AAAR 32nd Annual Conference
September 30 - October 4, 2013
Oregon Convention Center
Portland, Oregon, USA
Abstract View
A Dual-Chamber Enhancement (DUCE) Method for Quantifying Secondary Organic Aerosol from Biomass Burning Emissions
DANIEL S. TKACIK, Ellis Shipley Robinson, Rawad Saleh, Adam Ahern, Albert A. Presto, Ryan Sullivan, Neil Donahue, Allen Robinson, Carnegie Mellon University
Abstract Number: 350 Working Group: Aerosol Chemistry
Abstract Biomass burning emissions are a large contributor to the global budget of gas- and particle-phase material in the atmosphere, and thus play an important role in atmospheric chemistry, human health, and climate. Current estimates on secondary organic aerosol (SOA) formation from these emissions are highly uncertain. A few biomass burning SOA studies have been conducted, but a challenge is the physiochemical makeup of these emissions is highly variable and depends on characteristics like burn and fuel conditions that are difficult to characterize. Smog chamber experiments typically consist of exposing emissions from a single biomass burn to one type of perturbation (ie: photo-oxidation), so the specific environmental conditions that promote or hinder SOA formation across all burn types are difficult to decipher.

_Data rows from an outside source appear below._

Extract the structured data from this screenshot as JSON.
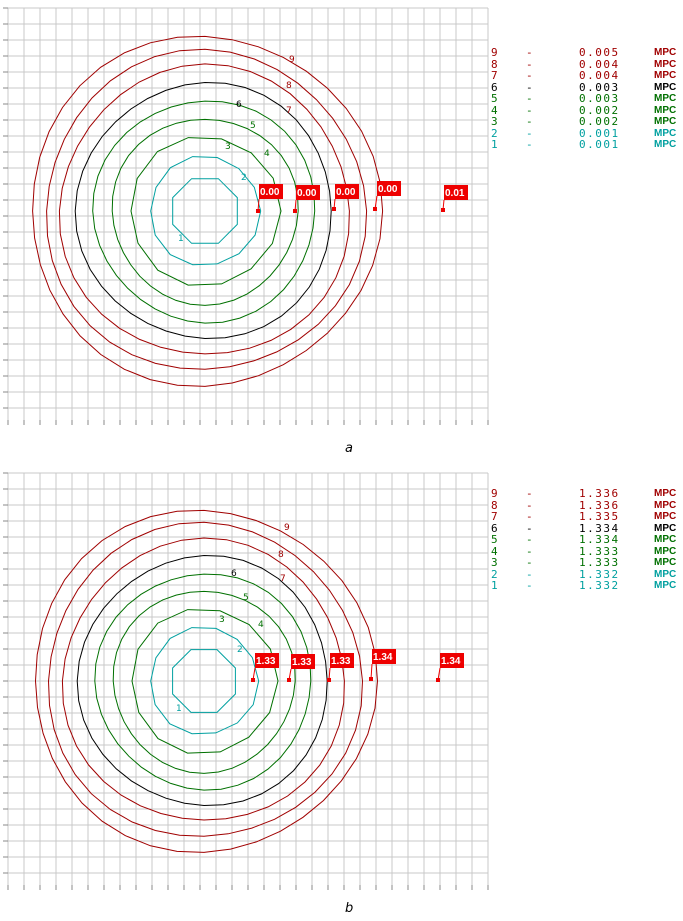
{
  "colors": {
    "grid": "#c8c8c8",
    "axis_ticks": "#888888",
    "marker": "#ee0000",
    "marker_text": "#ffffff",
    "level_colors": {
      "1": "#00a0a0",
      "2": "#00a0a0",
      "3": "#007000",
      "4": "#007000",
      "5": "#007000",
      "6": "#000000",
      "7": "#a00000",
      "8": "#a00000",
      "9": "#a00000"
    }
  },
  "panels": [
    {
      "caption": "a",
      "legend": [
        {
          "level": "9",
          "dash": "-",
          "value": "0.005",
          "unit": "MPC"
        },
        {
          "level": "8",
          "dash": "-",
          "value": "0.004",
          "unit": "MPC"
        },
        {
          "level": "7",
          "dash": "-",
          "value": "0.004",
          "unit": "MPC"
        },
        {
          "level": "6",
          "dash": "-",
          "value": "0.003",
          "unit": "MPC"
        },
        {
          "level": "5",
          "dash": "-",
          "value": "0.003",
          "unit": "MPC"
        },
        {
          "level": "4",
          "dash": "-",
          "value": "0.002",
          "unit": "MPC"
        },
        {
          "level": "3",
          "dash": "-",
          "value": "0.002",
          "unit": "MPC"
        },
        {
          "level": "2",
          "dash": "-",
          "value": "0.001",
          "unit": "MPC"
        },
        {
          "level": "1",
          "dash": "-",
          "value": "0.001",
          "unit": "MPC"
        }
      ],
      "contour_labels": [
        "1",
        "2",
        "3",
        "4",
        "5",
        "6",
        "7",
        "8",
        "9"
      ],
      "markers": [
        "0.00",
        "0.00",
        "0.00",
        "0.00",
        "0.01"
      ]
    },
    {
      "caption": "b",
      "legend": [
        {
          "level": "9",
          "dash": "-",
          "value": "1.336",
          "unit": "MPC"
        },
        {
          "level": "8",
          "dash": "-",
          "value": "1.336",
          "unit": "MPC"
        },
        {
          "level": "7",
          "dash": "-",
          "value": "1.335",
          "unit": "MPC"
        },
        {
          "level": "6",
          "dash": "-",
          "value": "1.334",
          "unit": "MPC"
        },
        {
          "level": "5",
          "dash": "-",
          "value": "1.334",
          "unit": "MPC"
        },
        {
          "level": "4",
          "dash": "-",
          "value": "1.333",
          "unit": "MPC"
        },
        {
          "level": "3",
          "dash": "-",
          "value": "1.333",
          "unit": "MPC"
        },
        {
          "level": "2",
          "dash": "-",
          "value": "1.332",
          "unit": "MPC"
        },
        {
          "level": "1",
          "dash": "-",
          "value": "1.332",
          "unit": "MPC"
        }
      ],
      "contour_labels": [
        "1",
        "2",
        "3",
        "4",
        "5",
        "6",
        "7",
        "8",
        "9"
      ],
      "markers": [
        "1.33",
        "1.33",
        "1.33",
        "1.34",
        "1.34"
      ]
    }
  ]
}
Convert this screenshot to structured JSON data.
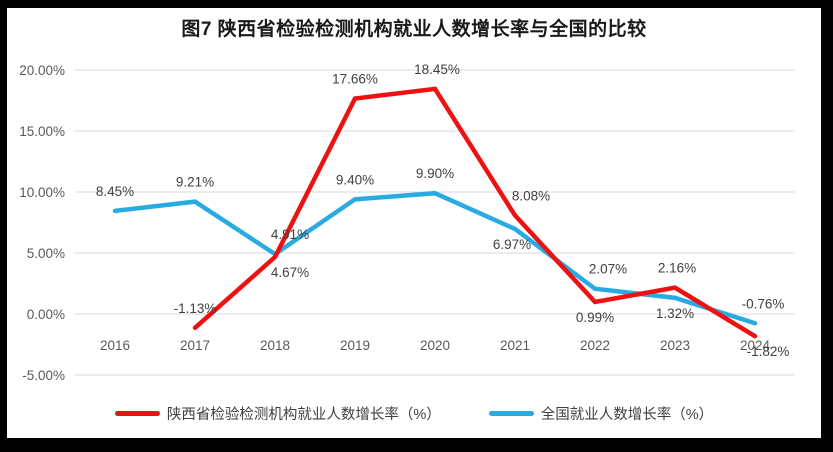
{
  "chart_data": {
    "type": "line",
    "title": "图7 陕西省检验检测机构就业人数增长率与全国的比较",
    "categories": [
      "2016",
      "2017",
      "2018",
      "2019",
      "2020",
      "2021",
      "2022",
      "2023",
      "2024"
    ],
    "series": [
      {
        "name": "陕西省检验检测机构就业人数增长率（%）",
        "color": "#ee1111",
        "values": [
          null,
          -1.13,
          4.67,
          17.66,
          18.45,
          8.08,
          0.99,
          2.16,
          -1.82
        ],
        "data_labels": [
          "",
          "-1.13%",
          "4.67%",
          "17.66%",
          "18.45%",
          "8.08%",
          "0.99%",
          "2.16%",
          "-1.82%"
        ],
        "label_placement": [
          "",
          "above",
          "below",
          "above",
          "above",
          "above",
          "below",
          "above",
          "below"
        ],
        "label_dx": [
          0,
          0,
          15,
          0,
          2,
          16,
          0,
          2,
          13
        ]
      },
      {
        "name": "全国就业人数增长率（%）",
        "color": "#29abe2",
        "values": [
          8.45,
          9.21,
          4.91,
          9.4,
          9.9,
          6.97,
          2.07,
          1.32,
          -0.76
        ],
        "data_labels": [
          "8.45%",
          "9.21%",
          "4.91%",
          "9.40%",
          "9.90%",
          "6.97%",
          "2.07%",
          "1.32%",
          "-0.76%"
        ],
        "label_placement": [
          "above",
          "above",
          "above",
          "above",
          "above",
          "below",
          "above",
          "below",
          "above"
        ],
        "label_dx": [
          0,
          0,
          15,
          0,
          0,
          -3,
          13,
          0,
          8
        ]
      }
    ],
    "ylim": [
      -5,
      20
    ],
    "ytick_values": [
      20,
      15,
      10,
      5,
      0,
      -5
    ],
    "ytick_labels": [
      "20.00%",
      "15.00%",
      "10.00%",
      "5.00%",
      "0.00%",
      "-5.00%"
    ],
    "grid": true,
    "legend_position": "bottom",
    "colors": {
      "gridline": "#d9d9d9",
      "axis_text": "#595959",
      "data_label_text": "#404040"
    }
  }
}
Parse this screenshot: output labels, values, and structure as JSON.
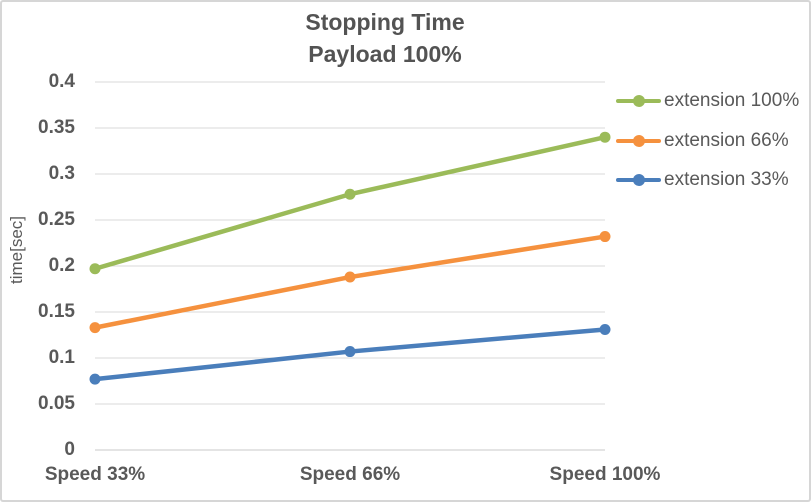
{
  "chart_data": {
    "type": "line",
    "title": "Stopping Time",
    "subtitle": "Payload 100%",
    "ylabel": "time[sec]",
    "categories": [
      "Speed 33%",
      "Speed 66%",
      "Speed 100%"
    ],
    "series": [
      {
        "name": "extension 100%",
        "color": "#9BBB59",
        "values": [
          0.197,
          0.278,
          0.34
        ]
      },
      {
        "name": "extension 66%",
        "color": "#F5913E",
        "values": [
          0.133,
          0.188,
          0.232
        ]
      },
      {
        "name": "extension 33%",
        "color": "#4A7EBB",
        "values": [
          0.077,
          0.107,
          0.131
        ]
      }
    ],
    "ylim": [
      0,
      0.4
    ],
    "ytick_step": 0.05,
    "ytick_labels": [
      "0",
      "0.05",
      "0.1",
      "0.15",
      "0.2",
      "0.25",
      "0.3",
      "0.35",
      "0.4"
    ],
    "grid": true,
    "legend_position": "right"
  },
  "colors": {
    "grid": "#D9D9D9",
    "axis_line": "#C9C9C9",
    "text": "#595959",
    "title": "#535353",
    "border": "#D6D6D6"
  }
}
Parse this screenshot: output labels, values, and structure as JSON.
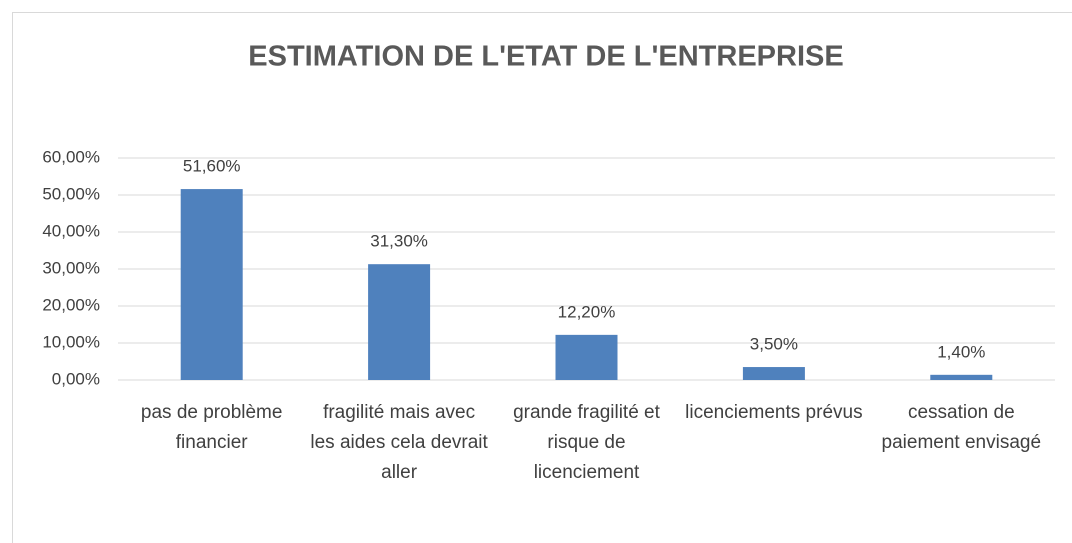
{
  "chart_data": {
    "type": "bar",
    "title": "ESTIMATION DE L'ETAT DE L'ENTREPRISE",
    "categories": [
      "pas de problème financier",
      "fragilité mais avec les aides cela devrait aller",
      "grande fragilité et risque de licenciement",
      "licenciements prévus",
      "cessation de paiement envisagé"
    ],
    "values": [
      51.6,
      31.3,
      12.2,
      3.5,
      1.4
    ],
    "value_labels": [
      "51,60%",
      "31,30%",
      "12,20%",
      "3,50%",
      "1,40%"
    ],
    "color": "#4f81bd",
    "ylim": [
      0,
      60
    ],
    "yticks": [
      {
        "value": 0,
        "label": "0,00%"
      },
      {
        "value": 10,
        "label": "10,00%"
      },
      {
        "value": 20,
        "label": "20,00%"
      },
      {
        "value": 30,
        "label": "30,00%"
      },
      {
        "value": 40,
        "label": "40,00%"
      },
      {
        "value": 50,
        "label": "50,00%"
      },
      {
        "value": 60,
        "label": "60,00%"
      }
    ],
    "grid": true
  }
}
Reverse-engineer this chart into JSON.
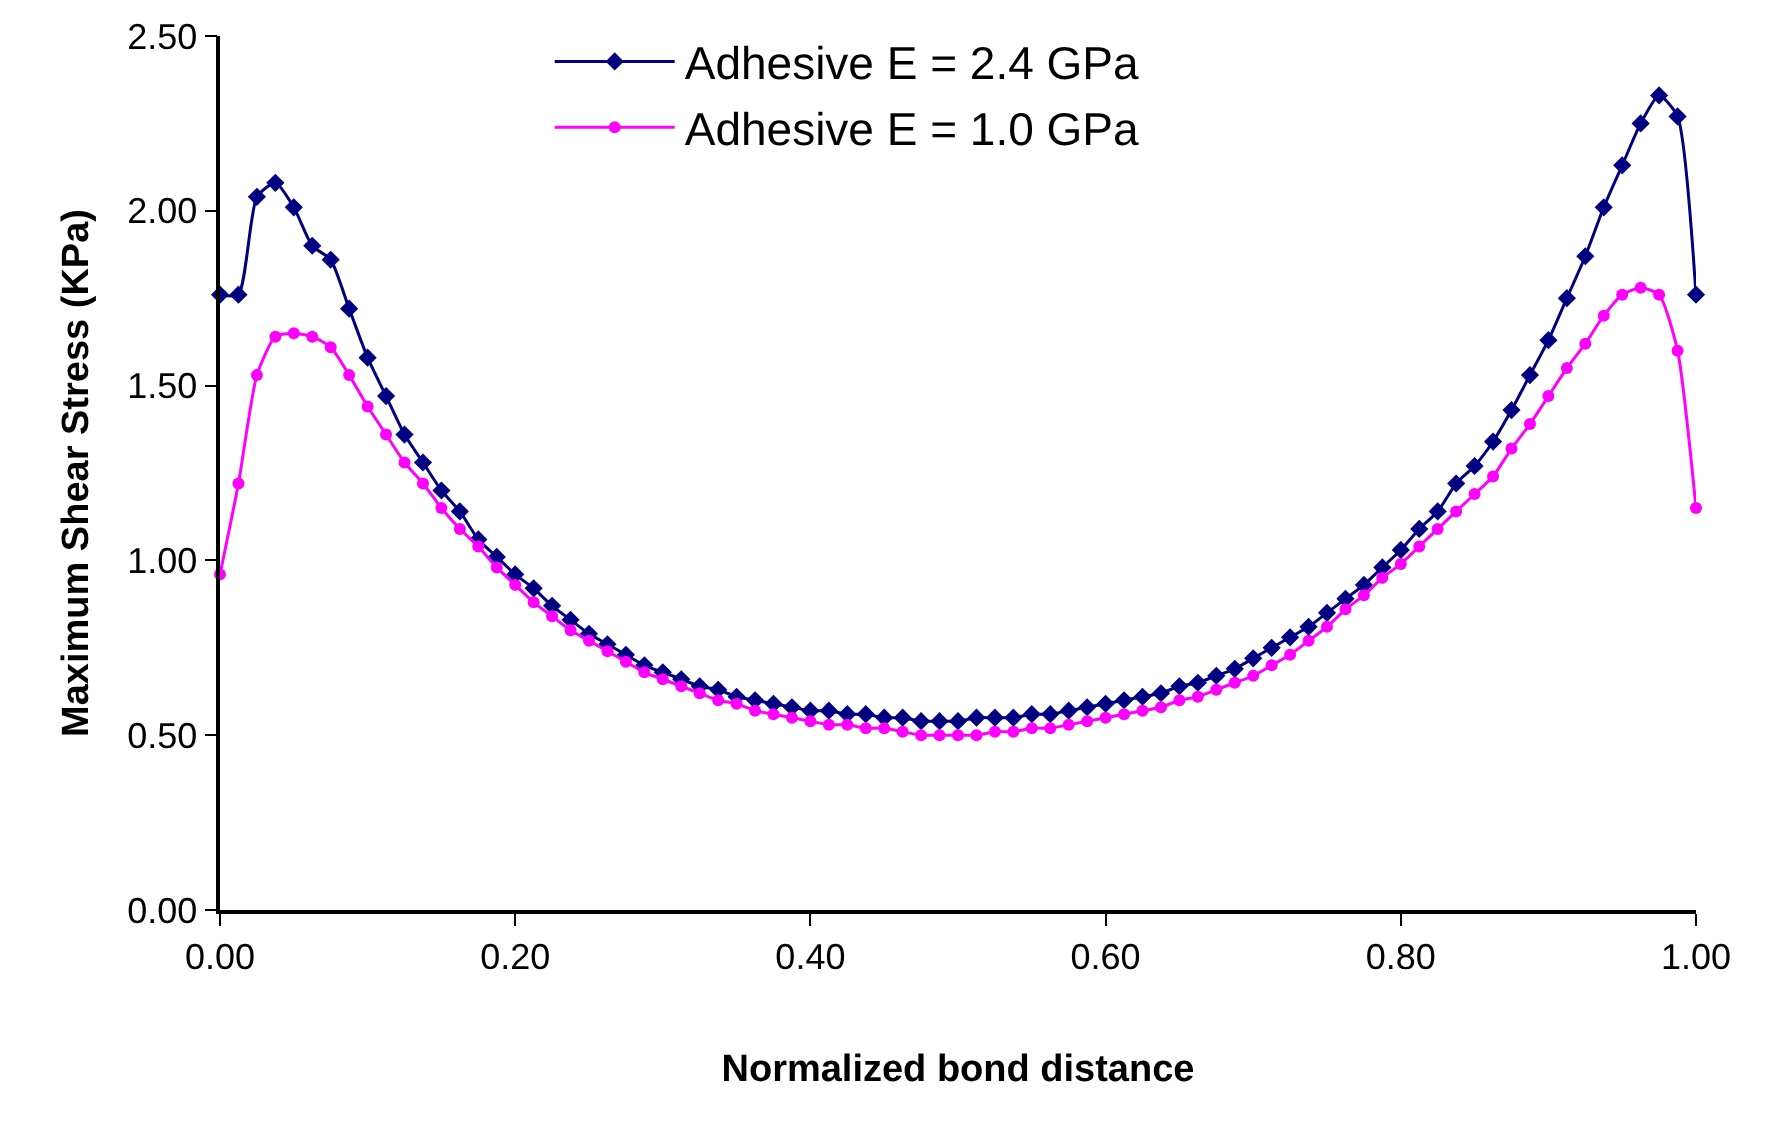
{
  "chart_data": {
    "type": "line",
    "xlabel": "Normalized bond distance",
    "ylabel": "Maximum Shear Stress (KPa)",
    "x": [
      0,
      0.0125,
      0.025,
      0.0375,
      0.05,
      0.0625,
      0.075,
      0.0875,
      0.1,
      0.1125,
      0.125,
      0.1375,
      0.15,
      0.1625,
      0.175,
      0.1875,
      0.2,
      0.2125,
      0.225,
      0.2375,
      0.25,
      0.2625,
      0.275,
      0.2875,
      0.3,
      0.3125,
      0.325,
      0.3375,
      0.35,
      0.3625,
      0.375,
      0.3875,
      0.4,
      0.4125,
      0.425,
      0.4375,
      0.45,
      0.4625,
      0.475,
      0.4875,
      0.5,
      0.5125,
      0.525,
      0.5375,
      0.55,
      0.5625,
      0.575,
      0.5875,
      0.6,
      0.6125,
      0.625,
      0.6375,
      0.65,
      0.6625,
      0.675,
      0.6875,
      0.7,
      0.7125,
      0.725,
      0.7375,
      0.75,
      0.7625,
      0.775,
      0.7875,
      0.8,
      0.8125,
      0.825,
      0.8375,
      0.85,
      0.8625,
      0.875,
      0.8875,
      0.9,
      0.9125,
      0.925,
      0.9375,
      0.95,
      0.9625,
      0.975,
      0.9875,
      1
    ],
    "series": [
      {
        "name": "Adhesive E = 2.4 GPa",
        "color": "#000080",
        "marker": "diamond",
        "values": [
          1.76,
          1.76,
          2.04,
          2.08,
          2.01,
          1.9,
          1.86,
          1.72,
          1.58,
          1.47,
          1.36,
          1.28,
          1.2,
          1.14,
          1.06,
          1.01,
          0.96,
          0.92,
          0.87,
          0.83,
          0.79,
          0.76,
          0.73,
          0.7,
          0.68,
          0.66,
          0.64,
          0.63,
          0.61,
          0.6,
          0.59,
          0.58,
          0.57,
          0.57,
          0.56,
          0.56,
          0.55,
          0.55,
          0.54,
          0.54,
          0.54,
          0.55,
          0.55,
          0.55,
          0.56,
          0.56,
          0.57,
          0.58,
          0.59,
          0.6,
          0.61,
          0.62,
          0.64,
          0.65,
          0.67,
          0.69,
          0.72,
          0.75,
          0.78,
          0.81,
          0.85,
          0.89,
          0.93,
          0.98,
          1.03,
          1.09,
          1.14,
          1.22,
          1.27,
          1.34,
          1.43,
          1.53,
          1.63,
          1.75,
          1.87,
          2.01,
          2.13,
          2.25,
          2.33,
          2.27,
          1.76
        ]
      },
      {
        "name": "Adhesive E = 1.0 GPa",
        "color": "#ff00ff",
        "marker": "circle",
        "values": [
          0.96,
          1.22,
          1.53,
          1.64,
          1.65,
          1.64,
          1.61,
          1.53,
          1.44,
          1.36,
          1.28,
          1.22,
          1.15,
          1.09,
          1.04,
          0.98,
          0.93,
          0.88,
          0.84,
          0.8,
          0.77,
          0.74,
          0.71,
          0.68,
          0.66,
          0.64,
          0.62,
          0.6,
          0.59,
          0.57,
          0.56,
          0.55,
          0.54,
          0.53,
          0.53,
          0.52,
          0.52,
          0.51,
          0.5,
          0.5,
          0.5,
          0.5,
          0.51,
          0.51,
          0.52,
          0.52,
          0.53,
          0.54,
          0.55,
          0.56,
          0.57,
          0.58,
          0.6,
          0.61,
          0.63,
          0.65,
          0.67,
          0.7,
          0.73,
          0.77,
          0.81,
          0.86,
          0.9,
          0.95,
          0.99,
          1.04,
          1.09,
          1.14,
          1.19,
          1.24,
          1.32,
          1.39,
          1.47,
          1.55,
          1.62,
          1.7,
          1.76,
          1.78,
          1.76,
          1.6,
          1.15
        ]
      }
    ],
    "xlim": [
      0,
      1
    ],
    "xticks": [
      {
        "value": 0,
        "label": "0.00"
      },
      {
        "value": 0.2,
        "label": "0.20"
      },
      {
        "value": 0.4,
        "label": "0.40"
      },
      {
        "value": 0.6,
        "label": "0.60"
      },
      {
        "value": 0.8,
        "label": "0.80"
      },
      {
        "value": 1,
        "label": "1.00"
      }
    ],
    "ylim": [
      0,
      2.5
    ],
    "yticks": [
      {
        "value": 0,
        "label": "0.00"
      },
      {
        "value": 0.5,
        "label": "0.50"
      },
      {
        "value": 1,
        "label": "1.00"
      },
      {
        "value": 1.5,
        "label": "1.50"
      },
      {
        "value": 2,
        "label": "2.00"
      },
      {
        "value": 2.5,
        "label": "2.50"
      }
    ],
    "legend": "top",
    "line_style": "solid"
  }
}
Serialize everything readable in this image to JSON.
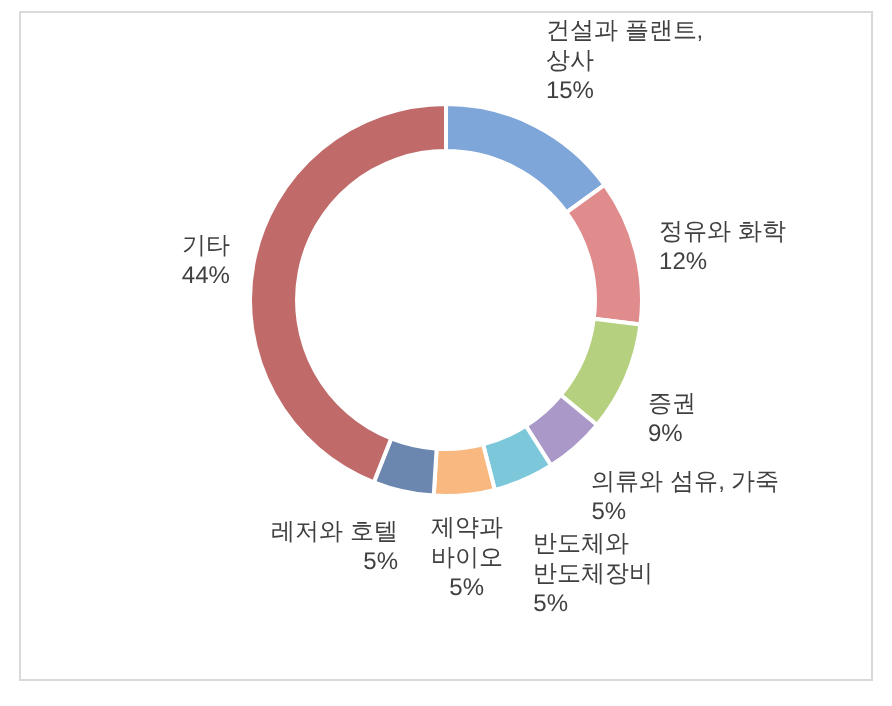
{
  "chart_data": {
    "type": "donut",
    "categories": [
      "건설과 플랜트, 상사",
      "정유와 화학",
      "증권",
      "의류와 섬유, 가죽",
      "반도체와 반도체장비",
      "제약과 바이오",
      "레저와 호텔",
      "기타"
    ],
    "values": [
      15,
      12,
      9,
      5,
      5,
      5,
      5,
      44
    ],
    "value_labels": [
      "15%",
      "12%",
      "9%",
      "5%",
      "5%",
      "5%",
      "5%",
      "44%"
    ],
    "colors": [
      "#7fa6d8",
      "#e08c8c",
      "#b5d07f",
      "#a998c8",
      "#7cc7d9",
      "#f8b880",
      "#6b87b0",
      "#c06a6a"
    ]
  }
}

In this study, a dual-chamber experimental setup was used to perturb biomass burning emissions using three different perturbations: high-NOx photo-oxidation, low-NOx photo-oxidation, and dark ozonolysis. During an experiment, dilute emissions from the same biomass burn were injected into two identical Teflon smog chambers. Each chamber was then subjected to a different perturbation using UV lamps (for photo-oxidation), nitrous acid (HONO, for high-NOx conditions), or ozone. Organic aerosol (OA) mass enhancements were derived for each chamber and used to calculate a dual-chamber enhancement (DUCE), a metric that describes the relative behavior of the emissions in response to different perturbations. In the high-NOx photo-oxidation vs. low-NOx photo-oxidation experiments, the high-NOx chamber showed lower OA mass enhancements in half of the experiments (n=4), regardless of fuel type, suggesting that NOx may play a role in hindering SOA formation in biomass burning emissions. In dark ozonolysis vs. low-NOx photo-oxidation experiments, the emissions subjected to dark ozonolysis showed higher OA mass enhancements in almost all experiments (n=7), suggesting that ozone may play an important role in SOA formation from biomass burning emissions.